Clin Nephrol. 2010 Dec;74(6):457-64. doi: 10.5414/cnp74457.
malnutrition is a common problem in patients with end-stage renal disease (ESRD). Several studies showed 30 years ago that more than half of patients with ESRD suffered from exocrine pancreatic insufficiency. However, the studies never investigated whether the functional impairments led to morphological changes of the pancreas or to steatorrhea and thus indicating the need for lifelong pancreatic enzyme substitution. Our goal was therefore not only to establish the frequency but also the severity of exocrine pancreatic insufficiency in hemodialysis patients.
the study included 50 hemodialysis patients with no history of acute or chronic pancreatitis or upper abdominal symptoms of uncertain origin. All patients with hyperthyroidism, status post-gastrectomy or (partial) small bowel resection, or chronic inflammatory bowel disease were excluded. In all 50 patients, fecal elastase-1 was determined using two different methods (Bioserv Diagnostics and ScheBo Biotech) and fecal fat content and fecal weight were measured.
mild to moderate exocrine pancreatic insufficiency (elastase-1 100 - 200 microg/g stool) was found in 10% of patients. It was not correlated with age, sex, and underlying renal disease, duration of hemodialysis, or diarrhea and steatorrhea. In no patient was the enzyme content < 100 microg/g stool, i.e., it never sank to a level at which pancreatic enzyme substitution would have been recommended. Nine patients (18%) had mild diarrhea (200 - 300 g stool/ day), and 10 (20%) had mild steatorrhea (7 - 15 g fat/day in the stool). Five patients had both diarrhea and steatorrhea.

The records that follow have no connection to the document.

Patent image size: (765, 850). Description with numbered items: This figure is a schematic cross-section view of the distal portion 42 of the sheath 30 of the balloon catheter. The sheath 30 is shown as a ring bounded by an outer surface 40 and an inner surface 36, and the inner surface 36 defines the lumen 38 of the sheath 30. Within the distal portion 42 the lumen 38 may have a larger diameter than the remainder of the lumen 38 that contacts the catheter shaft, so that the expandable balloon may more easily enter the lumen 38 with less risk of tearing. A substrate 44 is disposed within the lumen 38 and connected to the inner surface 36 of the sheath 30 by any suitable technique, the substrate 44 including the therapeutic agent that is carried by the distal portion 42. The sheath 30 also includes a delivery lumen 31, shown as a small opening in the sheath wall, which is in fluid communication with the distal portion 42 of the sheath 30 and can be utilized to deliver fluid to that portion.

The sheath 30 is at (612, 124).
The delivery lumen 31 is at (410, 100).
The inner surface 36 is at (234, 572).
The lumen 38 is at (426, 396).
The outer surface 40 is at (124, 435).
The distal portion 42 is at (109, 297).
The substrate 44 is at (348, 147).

mild to moderate but not severe exocrine pancreatic insufficiency is not infrequent in patients on hemodialysis but unlikely to be responsible for malnutrition in ESRD. Non-pancreas-related steatorrhea is also not uncommon. This finding requires further analysis because steatorrhea might influence nutrition, thus potentially opening the way to new therapeutic approaches.
营养不良是终末期肾病(ESRD)患者的常见问题。30年前的几项研究表明,超过一半的ESRD患者存在外分泌性胰腺功能不全。然而,这些研究从未调查过功能障碍是否导致胰腺形态改变或脂肪泻,因此也未表明是否需要终身进行胰酶替代治疗。因此,我们的目标不仅是确定血液透析患者中外分泌性胰腺功能不全的发生率,还要确定其严重程度。
该研究纳入了50例无急性或慢性胰腺炎病史或不明原因上腹部症状的血液透析患者。所有甲状腺功能亢进、胃切除术后或(部分)小肠切除术后患者,或慢性炎症性肠病患者均被排除。对所有50例患者,使用两种不同方法(Bioserv Diagnostics和ScheBo Biotech)测定粪便弹性蛋白酶-1,并测量粪便脂肪含量和粪便重量。
10%的患者存在轻度至中度外分泌性胰腺功能不全(弹性蛋白酶-1为100 - 200微克/克粪便)。它与年龄、性别、基础肾病、血液透析时间或腹泻及脂肪泻均无相关性。没有患者的酶含量<100微克/克粪便,即从未降至推荐进行胰酶替代治疗的水平。9例患者(18%)有轻度腹泻(每天粪便200 - 300克),10例患者(20%)有轻度脂肪泻(粪便中每天脂肪7 - 15克)。5例患者同时有腹泻和脂肪泻。
轻度至中度而非重度外分泌性胰腺功能不全在血液透析患者中并不罕见,但不太可能是ESRD患者营养不良的原因。非胰腺相关的脂肪泻也并不少见。这一发现需要进一步分析,因为脂肪泻可能影响营养状况,从而可能为新的治疗方法开辟道路。